No one will argue that Indiana weather can be unpredictable. A long-term drought could be overtaken by major flooding all in the course of days.
During the spring and summer, farmers are growing their crops and rainfall is needed to sustain proper crop growth and development. Because Indiana has different types of soil, irrigation equipment becomes a necessity for many.
Operating pumps and other equipment in a damp environment increases the chance of equipment failure. Because the farmers themselves may be rain-soaked and muddy, their vulnerability to electric shock is much greater.
As you’ve heard many times before, water and electricity don’t mix so informing farmers about irrigation equipment safety is imperative.
Though they do not mix, water and electricity can work together if you follow safe work practices:
- Proper equipment selection and installation methods – The system should be wired to the standards of the National Electrical Code: it must have disconnect switches; it must use equipment and enclosures suitable for conditions; it must protect wires from physical damage or use “jacketed” irrigation cable; and it must have circuit and equipment grounding.
- Routine maintenance checks – Proactively look for faulty equipment and proper wiring installation.
- Safe work practices – Turn off the power before working on an irrigation system. Be aware of overhead power lines when working with irrigation pipes, when standing on systems and when near spraying water on power lines. Avoid wearing loose clothing and tie back long hair when near rotating equipment.
Your main goal is to not allow yourself to become a path for electricity.

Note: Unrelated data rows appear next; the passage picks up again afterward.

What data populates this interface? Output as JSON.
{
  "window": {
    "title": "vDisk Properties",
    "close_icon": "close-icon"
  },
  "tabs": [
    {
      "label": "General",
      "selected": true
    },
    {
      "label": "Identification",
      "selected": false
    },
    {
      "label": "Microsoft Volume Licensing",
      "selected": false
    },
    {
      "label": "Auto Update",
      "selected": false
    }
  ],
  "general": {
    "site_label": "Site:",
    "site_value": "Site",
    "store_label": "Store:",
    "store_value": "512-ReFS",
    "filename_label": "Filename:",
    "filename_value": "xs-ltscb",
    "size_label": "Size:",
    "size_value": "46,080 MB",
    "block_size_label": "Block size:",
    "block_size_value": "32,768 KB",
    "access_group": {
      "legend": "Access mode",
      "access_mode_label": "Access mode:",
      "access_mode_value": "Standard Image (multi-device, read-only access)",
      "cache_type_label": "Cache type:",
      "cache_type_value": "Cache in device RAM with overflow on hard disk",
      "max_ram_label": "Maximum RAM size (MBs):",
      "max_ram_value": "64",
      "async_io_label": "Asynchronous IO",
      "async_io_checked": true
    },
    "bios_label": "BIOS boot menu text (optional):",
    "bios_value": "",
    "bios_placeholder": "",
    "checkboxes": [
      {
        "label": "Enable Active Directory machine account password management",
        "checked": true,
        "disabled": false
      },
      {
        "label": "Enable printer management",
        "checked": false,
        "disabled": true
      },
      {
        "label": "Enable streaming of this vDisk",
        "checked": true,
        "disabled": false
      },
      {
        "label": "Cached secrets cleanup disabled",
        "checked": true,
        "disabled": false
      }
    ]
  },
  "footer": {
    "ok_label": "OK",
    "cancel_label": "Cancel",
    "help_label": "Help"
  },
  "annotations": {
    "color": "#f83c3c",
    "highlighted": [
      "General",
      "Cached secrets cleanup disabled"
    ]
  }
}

If you have more questions about preventing electrical hazards, contact Southeastern Indiana REMC.
Source: ncdc.noaa.gov, nrcs.usda.gov/Internet/FSE_DOCUMENTS/nrcs141p2_023894.pdf
Electrical safety tips and reminders around agriculture irrigation systems
- Locate electrical disconnects within sight of and within 50 feet of the equipment that turns off the electrical power to equipment.
- Label all switches on the control panel to ensure you can quickly turn off the power if necessary.
- Weatherproof, waterproof and rodent-proof your electrical enclosures/boxes to prevent damage to wires.
- Install electrical grounding hardware like a ground-fault circuit interrupter (GFCI) to prevent electrocution.
- Replace damaged electrical power cords.
- Install protective equipment, like a “jacketed” irrigation cable.
- Practice “lockout/tagout.” Turn the power off and apply a padlock to the controls or switch to indicate someone is working on the system and it cannot be turned back on.
Electricity isn’t the only irrigation system hazard
Here are other common hazards to be aware of when working with an irrigation system:
Falls – The structure is tall enough to injure or kill you if it were to collapse or you were to fall from the top. Always use a properly anchored ladder or other lift device when tending to the system.
Chemical exposure/poisoning – Never drink the water from any system used to apply chemicals and avoid areas of chemical spills around the area.
Water jets – Avoid contact with high-pressure water streams coming out of the irrigation system, especially end guns on self-propelled machines. They can cause harm to your eyes and can cause a fall from the irrigation system.
Entanglement – Do not approach or work around unguarded power take-off shafts, belts, and other power transmitting devices. Avoid wearing loose fitting clothing and tie back long hair when around rotating equipment. Never remove vegetation or other materials while it’s moving.
Runovers – Keep vehicles and other equipment out of the path of self-propelled irrigation machines.
Fuel leaks – Sparks from electrical shorts can ignite these fuels or any gas and oil accumulations from leaking storage systems, fuel lines or improper storage containers.